Future work will build on this foundation by extending multimodal learning to incorporate all available data streams—audio, transcript text, visual frames, and AI-generated descriptions—for semi-supervised fraud detection and holistic applicant assessment. In parallel, upcoming research will focus on benchmarking fairness and interpretability metrics across demographic and linguistic groups and developing shared evaluation datasets for reproducible research in ethical admissions AI. Through open collaboration and verifiable experimentation, FAIR-VID aims to foster a more transparent, fair, and community-governed future for AI-supported decision systems in higher education.

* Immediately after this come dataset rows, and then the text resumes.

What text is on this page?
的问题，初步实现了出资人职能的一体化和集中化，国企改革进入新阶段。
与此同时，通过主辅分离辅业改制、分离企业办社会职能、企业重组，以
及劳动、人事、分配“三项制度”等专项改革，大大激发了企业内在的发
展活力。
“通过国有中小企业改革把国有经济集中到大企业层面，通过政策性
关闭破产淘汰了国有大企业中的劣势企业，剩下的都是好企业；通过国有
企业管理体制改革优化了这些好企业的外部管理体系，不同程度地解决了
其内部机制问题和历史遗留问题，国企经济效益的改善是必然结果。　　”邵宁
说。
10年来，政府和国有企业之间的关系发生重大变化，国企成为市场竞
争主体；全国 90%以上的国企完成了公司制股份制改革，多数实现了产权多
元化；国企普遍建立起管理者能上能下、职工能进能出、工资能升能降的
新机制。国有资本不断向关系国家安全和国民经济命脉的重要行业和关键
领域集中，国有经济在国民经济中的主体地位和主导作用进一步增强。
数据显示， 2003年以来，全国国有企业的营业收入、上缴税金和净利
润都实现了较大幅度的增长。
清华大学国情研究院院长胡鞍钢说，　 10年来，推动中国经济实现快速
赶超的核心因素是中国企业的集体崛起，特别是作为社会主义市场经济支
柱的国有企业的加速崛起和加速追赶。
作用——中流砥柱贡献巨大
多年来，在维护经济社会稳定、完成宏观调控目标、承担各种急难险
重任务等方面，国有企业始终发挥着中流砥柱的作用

In addition to these broader research directions, further development of the document analysis component will investigate a transition from the current hybrid architecture toward more compact and energy-efficient end-to-end models, such as Donut-style OCR-free transformers. As the system accumulates a wider range of verified credentials, such models may become increasingly advantageous due to reduced annotation requirements and shorter inference times. At the same time, a layout-aware verification branch will be retained for cases that require explicit spatial grounding or compliance-oriented auditability. This evolution aims to balance scalability, transparency, and computational efficiency as the pipeline is adapted for large-scale and heterogeneous international admissions contexts.